Both stories are about efforts in Napa Valley to keep the carpet-bagging time-sharing interlopers out, but my own interest today is broader:
Why is Pacaso, a very small boutique time-share real estate brokerage, capitalized at $90 million, said to be worth $1 billion? What turns ninety dollars into a thousand bucks?
Ballyhoo, perhaps? In the Daily Mail article, Pacaso admits to having sold 200 time-shared units, to date. Each unit is one eighth of a time-shared house so Pacaso’s nationwide internet startup time-share real estate brokerage has sold the equivalent of 25 houses, so far.
Much more than I would have guessed, for what that’s worth. But even assuming I am wrong about all known organisms and their unwillingness to share with strangers, Pacaso’s total market consists of a fraction of the one-percent. Even if people actually liked sharing intimate things, Pacaso’s pitch is to a niche of a niche.
Not that they pitch well, anyway. Using CEO Austin Allison as TV spokesmodel was a mistake. His arguments are defensive – sharing time in a home with strangers is definitely not time-sharing! – and his affect autistic. Nerds are impressed by nerds. Everyone else can change a tire and get a date without staff support.

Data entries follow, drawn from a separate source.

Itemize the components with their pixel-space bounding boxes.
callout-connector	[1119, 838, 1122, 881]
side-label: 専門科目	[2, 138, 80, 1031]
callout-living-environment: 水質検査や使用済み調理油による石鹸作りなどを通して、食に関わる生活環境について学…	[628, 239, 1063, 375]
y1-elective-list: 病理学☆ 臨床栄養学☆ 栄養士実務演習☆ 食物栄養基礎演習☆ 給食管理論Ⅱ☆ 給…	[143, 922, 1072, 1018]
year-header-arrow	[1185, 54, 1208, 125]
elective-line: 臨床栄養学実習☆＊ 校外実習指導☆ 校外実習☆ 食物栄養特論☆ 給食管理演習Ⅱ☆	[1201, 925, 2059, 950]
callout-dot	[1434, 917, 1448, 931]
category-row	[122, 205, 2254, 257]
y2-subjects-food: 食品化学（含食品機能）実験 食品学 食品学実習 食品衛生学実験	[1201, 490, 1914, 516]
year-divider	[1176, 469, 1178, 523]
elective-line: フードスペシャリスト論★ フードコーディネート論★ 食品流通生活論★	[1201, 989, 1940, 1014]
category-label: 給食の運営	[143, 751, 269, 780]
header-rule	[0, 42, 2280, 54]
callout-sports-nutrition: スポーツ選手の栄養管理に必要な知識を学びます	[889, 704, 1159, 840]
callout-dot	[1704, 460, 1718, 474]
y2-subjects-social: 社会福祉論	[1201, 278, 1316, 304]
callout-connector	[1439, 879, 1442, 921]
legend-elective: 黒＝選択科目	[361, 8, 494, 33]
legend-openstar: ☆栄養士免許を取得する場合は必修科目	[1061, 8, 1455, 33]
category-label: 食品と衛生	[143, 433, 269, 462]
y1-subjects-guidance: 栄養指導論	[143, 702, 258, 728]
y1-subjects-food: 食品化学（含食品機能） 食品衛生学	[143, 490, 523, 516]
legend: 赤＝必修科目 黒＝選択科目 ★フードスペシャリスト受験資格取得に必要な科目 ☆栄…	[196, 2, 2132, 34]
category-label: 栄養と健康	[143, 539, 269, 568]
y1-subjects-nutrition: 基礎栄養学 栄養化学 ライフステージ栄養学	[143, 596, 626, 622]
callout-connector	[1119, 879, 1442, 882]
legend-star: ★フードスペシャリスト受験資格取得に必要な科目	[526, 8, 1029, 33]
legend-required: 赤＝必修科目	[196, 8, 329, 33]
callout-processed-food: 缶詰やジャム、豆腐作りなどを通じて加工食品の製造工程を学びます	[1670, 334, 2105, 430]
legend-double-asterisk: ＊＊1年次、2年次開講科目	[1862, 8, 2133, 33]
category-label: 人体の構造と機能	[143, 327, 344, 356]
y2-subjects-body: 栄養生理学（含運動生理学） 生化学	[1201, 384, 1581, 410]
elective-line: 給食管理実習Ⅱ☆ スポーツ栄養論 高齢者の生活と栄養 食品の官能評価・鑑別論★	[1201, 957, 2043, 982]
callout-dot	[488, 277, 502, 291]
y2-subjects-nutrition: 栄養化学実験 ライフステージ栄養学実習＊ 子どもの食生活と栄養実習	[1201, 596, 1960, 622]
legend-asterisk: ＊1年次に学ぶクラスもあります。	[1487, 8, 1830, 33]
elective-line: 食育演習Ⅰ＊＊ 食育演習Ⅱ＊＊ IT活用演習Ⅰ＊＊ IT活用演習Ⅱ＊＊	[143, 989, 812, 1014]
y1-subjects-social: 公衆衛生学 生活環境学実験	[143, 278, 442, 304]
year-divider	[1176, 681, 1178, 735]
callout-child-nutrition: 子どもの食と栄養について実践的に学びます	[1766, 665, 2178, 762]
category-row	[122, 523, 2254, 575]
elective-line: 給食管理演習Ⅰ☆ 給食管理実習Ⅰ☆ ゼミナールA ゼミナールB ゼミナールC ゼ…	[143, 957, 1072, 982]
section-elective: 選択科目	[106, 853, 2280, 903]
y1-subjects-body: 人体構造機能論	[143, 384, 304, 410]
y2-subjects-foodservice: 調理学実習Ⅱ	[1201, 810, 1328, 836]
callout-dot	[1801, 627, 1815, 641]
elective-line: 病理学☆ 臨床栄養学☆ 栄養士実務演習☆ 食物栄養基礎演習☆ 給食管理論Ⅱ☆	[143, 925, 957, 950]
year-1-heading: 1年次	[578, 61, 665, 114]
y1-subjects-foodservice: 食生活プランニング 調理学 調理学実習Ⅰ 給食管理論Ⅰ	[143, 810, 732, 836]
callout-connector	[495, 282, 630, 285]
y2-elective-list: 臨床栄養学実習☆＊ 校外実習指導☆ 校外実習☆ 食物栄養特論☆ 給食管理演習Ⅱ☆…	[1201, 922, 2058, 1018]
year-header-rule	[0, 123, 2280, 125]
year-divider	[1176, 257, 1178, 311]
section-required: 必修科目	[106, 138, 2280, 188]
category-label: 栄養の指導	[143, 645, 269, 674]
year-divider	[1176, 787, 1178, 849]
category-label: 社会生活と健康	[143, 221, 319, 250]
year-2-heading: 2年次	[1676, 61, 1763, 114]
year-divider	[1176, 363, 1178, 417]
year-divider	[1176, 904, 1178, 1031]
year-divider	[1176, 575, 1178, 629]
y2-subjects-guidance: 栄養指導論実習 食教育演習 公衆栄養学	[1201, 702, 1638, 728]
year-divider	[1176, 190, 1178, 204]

The internet angle seems specious to me, too. No form of real estate flipping requires the internet – as the other iBuyers have already discovered. Accordingly, Pacaso’s web site and smartphone app end up being a national wishbook for underfunded looky-loos – which is exactly what they brag about in their statistics, web site visitors, not sales.
The big lawsuits won’t be over neighborhood concerns – nor over the use of the term “time-share” to describe Pacaso’s time-share business model – but over the vigorish – the secret sauce in the management contracts that makes investors think their ninety bucks can be traded for a thousand of your dollars.